フルブライトストーリー

No.12 ニコル・M・トマシアン

Benesse Art Site Naoshima, Kagawa Prefecture, May 2017

Of Mice and Friends, Nikki Thomasian’s Fulbright Fellowship

Golden Week vacation on Benesse Art Site Naoshima, Kagawa Prefecture, May 2017
Ritsurin Park, Takamatsu City, Kagawa Prefecture, May 2017

In a darkened room full of trained mice — and future friends. That’s how Nicole “Nikki” Thomasian spent most of her days on her Fulbright Fellowship in Japan while conducting research on how physical therapy shapes brain recovery after stroke.

Fresh out of Brown University with a B.S. in neuroscience, she spent nearly a year at Osaka University, improving her research skills, including how to train mice and design a research model from scratch, dexterity from operating on mice and medical Japanese. And after hours and hours in the laboratory together, you make deep and lasting bonds with your lab mates, Nikki says.

“I still talk to them all the time.

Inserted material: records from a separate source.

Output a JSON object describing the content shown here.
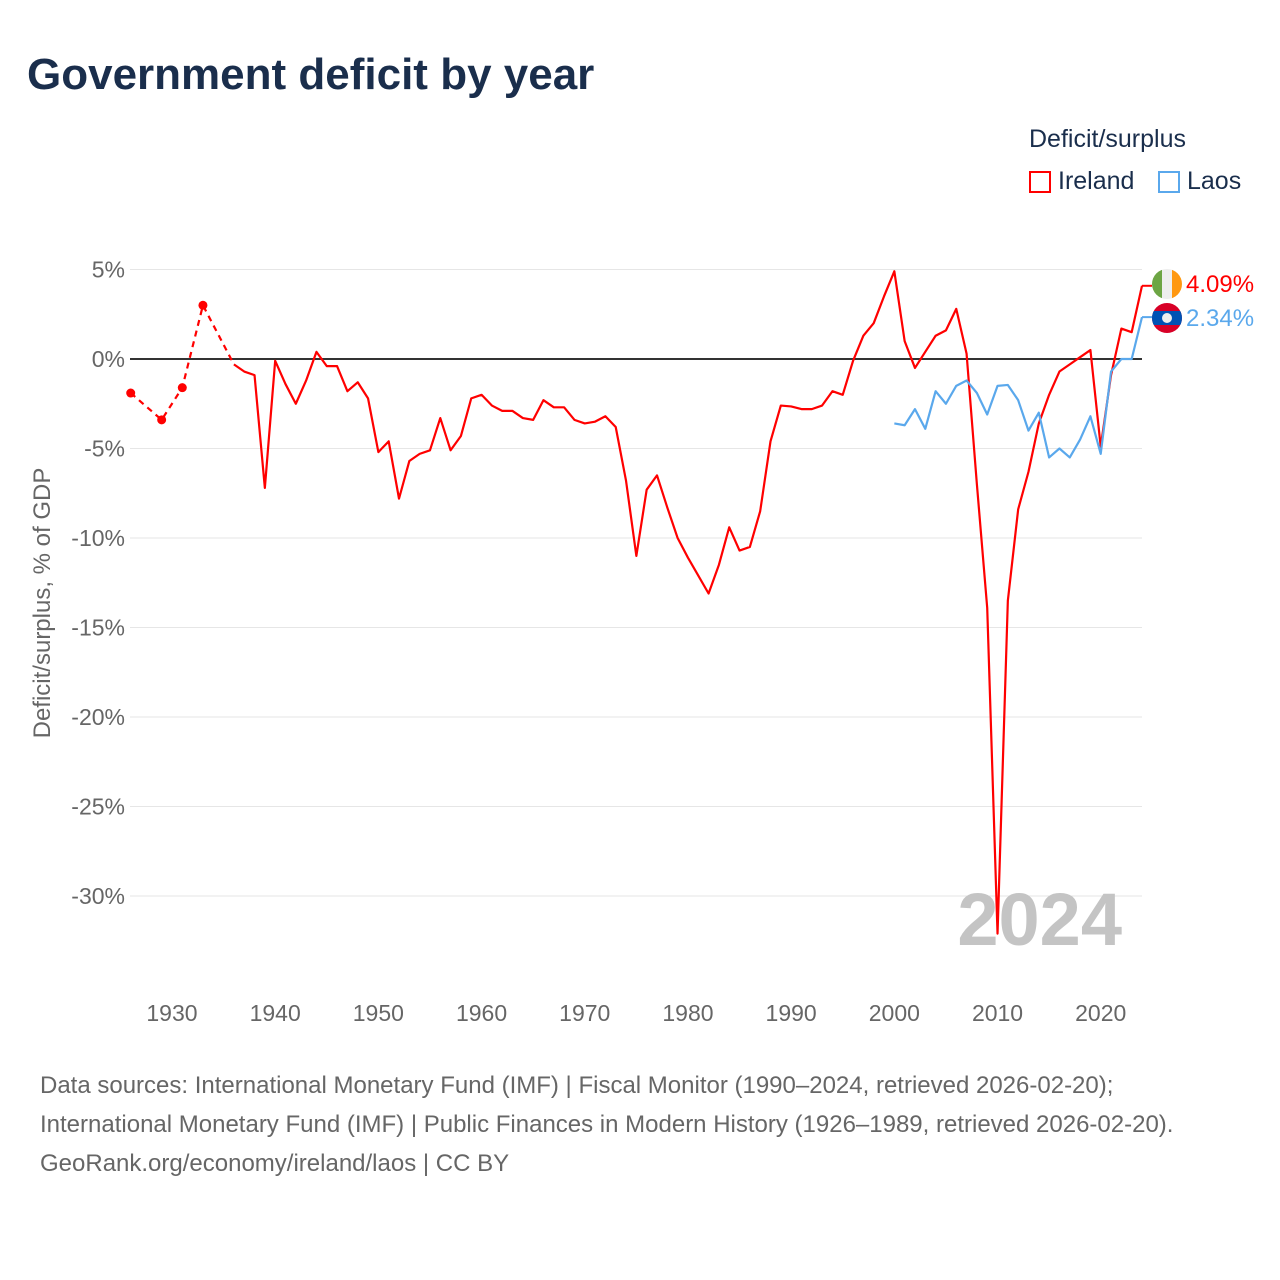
{
  "title": "Government deficit by year",
  "legend": {
    "title": "Deficit/surplus",
    "items": [
      {
        "label": "Ireland",
        "color": "#ff0000"
      },
      {
        "label": "Laos",
        "color": "#5aa8ec"
      }
    ]
  },
  "watermark_year": "2024",
  "source_lines": [
    "Data sources: International Monetary Fund (IMF) | Fiscal Monitor (1990–2024, retrieved 2026-02-20); International Monetary Fund (IMF) | Public Finances in Modern History (1926–1989, retrieved 2026-02-20).",
    "GeoRank.org/economy/ireland/laos | CC BY"
  ],
  "chart_data": {
    "type": "line",
    "title": "Government deficit by year",
    "xlabel": "",
    "ylabel": "Deficit/surplus, % of GDP",
    "xlim": [
      1926,
      2024
    ],
    "ylim": [
      -35,
      7
    ],
    "xticks": [
      1930,
      1940,
      1950,
      1960,
      1970,
      1980,
      1990,
      2000,
      2010,
      2020
    ],
    "yticks": [
      5,
      0,
      -5,
      -10,
      -15,
      -20,
      -25,
      -30
    ],
    "ytick_labels": [
      "5%",
      "0%",
      "-5%",
      "-10%",
      "-15%",
      "-20%",
      "-25%",
      "-30%"
    ],
    "grid": true,
    "legend_position": "top-right",
    "series": [
      {
        "name": "Ireland",
        "color": "#ff0000",
        "end_label": "4.09%",
        "sparse_points": [
          [
            1926,
            -1.9
          ],
          [
            1929,
            -3.4
          ],
          [
            1931,
            -1.6
          ],
          [
            1933,
            3.0
          ],
          [
            1936,
            -0.3
          ]
        ],
        "x": [
          1936,
          1937,
          1938,
          1939,
          1940,
          1941,
          1942,
          1943,
          1944,
          1945,
          1946,
          1947,
          1948,
          1949,
          1950,
          1951,
          1952,
          1953,
          1954,
          1955,
          1956,
          1957,
          1958,
          1959,
          1960,
          1961,
          1962,
          1963,
          1964,
          1965,
          1966,
          1967,
          1968,
          1969,
          1970,
          1971,
          1972,
          1973,
          1974,
          1975,
          1976,
          1977,
          1978,
          1979,
          1980,
          1981,
          1982,
          1983,
          1984,
          1985,
          1986,
          1987,
          1988,
          1989,
          1990,
          1991,
          1992,
          1993,
          1994,
          1995,
          1996,
          1997,
          1998,
          1999,
          2000,
          2001,
          2002,
          2003,
          2004,
          2005,
          2006,
          2007,
          2008,
          2009,
          2010,
          2011,
          2012,
          2013,
          2014,
          2015,
          2016,
          2017,
          2018,
          2019,
          2020,
          2021,
          2022,
          2023,
          2024
        ],
        "values": [
          -0.3,
          -0.7,
          -0.9,
          -7.2,
          -0.1,
          -1.4,
          -2.5,
          -1.2,
          0.4,
          -0.4,
          -0.4,
          -1.8,
          -1.3,
          -2.2,
          -5.2,
          -4.6,
          -7.8,
          -5.7,
          -5.3,
          -5.1,
          -3.3,
          -5.1,
          -4.3,
          -2.2,
          -2.0,
          -2.6,
          -2.9,
          -2.9,
          -3.3,
          -3.4,
          -2.3,
          -2.7,
          -2.7,
          -3.4,
          -3.6,
          -3.5,
          -3.2,
          -3.8,
          -6.8,
          -11.0,
          -7.3,
          -6.5,
          -8.3,
          -10.0,
          -11.1,
          -12.1,
          -13.1,
          -11.5,
          -9.4,
          -10.7,
          -10.5,
          -8.5,
          -4.6,
          -2.6,
          -2.65,
          -2.8,
          -2.8,
          -2.6,
          -1.8,
          -2.0,
          -0.1,
          1.3,
          2.0,
          3.5,
          4.9,
          1.0,
          -0.5,
          0.4,
          1.3,
          1.6,
          2.8,
          0.3,
          -7.0,
          -13.9,
          -32.1,
          -13.5,
          -8.4,
          -6.3,
          -3.6,
          -2.0,
          -0.7,
          -0.3,
          0.1,
          0.5,
          -4.9,
          -0.9,
          1.7,
          1.5,
          4.09
        ]
      },
      {
        "name": "Laos",
        "color": "#5aa8ec",
        "end_label": "2.34%",
        "x": [
          2000,
          2001,
          2002,
          2003,
          2004,
          2005,
          2006,
          2007,
          2008,
          2009,
          2010,
          2011,
          2012,
          2013,
          2014,
          2015,
          2016,
          2017,
          2018,
          2019,
          2020,
          2021,
          2022,
          2023,
          2024
        ],
        "values": [
          -3.6,
          -3.7,
          -2.8,
          -3.9,
          -1.8,
          -2.5,
          -1.5,
          -1.2,
          -1.9,
          -3.1,
          -1.5,
          -1.45,
          -2.3,
          -4.0,
          -3.0,
          -5.5,
          -5.0,
          -5.5,
          -4.5,
          -3.2,
          -5.3,
          -0.7,
          0.0,
          0.0,
          2.34
        ]
      }
    ]
  }
}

That was truly a highlight of my Fulbright experience — yes, the research was amazing — but even more than that, the friends I made were incredible,” she says.

Her interest in Japan stemmed from being close to her half-Japanese cousins and Japanese aunt, who first exposed her to washoku (Japanese food) and the language. Those experiences led her to spend a semester at Tokyo’s Keio University during college.

She first heard about the Fulbright Program at a meeting for first-generation university students. During her time in Japan, she says that in addition to technical skills, she learned patience, especially when research doesn’t turn out as envisioned, and independence.

“It doesn’t even bother me anymore when little things don’t go my way — even big things sometimes. I am just expecting everything to fail. I know that sounds a little pessimistic, but I think it actually helped my personal development a lot; And I think I matured a great deal,” Nikki says.

“It was a very self-driven type of learning (at Osaka University). You were responsible for your own project and your own educational experience, which was a little bit of an adjustment,” she says. “I had to look within myself and search, use other resources, the internet, colleagues at home, things like that and figure it out.”

Back at Brown now, she’s studying to become a physician and taking advanced Japanese classes too, and wondering how to combine a career in medicine and public health.

Nikki plans to go back to Japan for a clinical rotation during her fourth year of med school and is considering a master’s degree in public policy. And there’s a possibility to continue collaboration with some of her lab friends to publish a paper, if the research she conducted in Osaka, which is now being built upon, pans out.

The Fulbright experience was invaluable to me because, unlike so many other academic opportunities, I didn’t have to choose between my interests in medicine and Japan. I was finally able, even encouraged, to unapologetically pursue them both.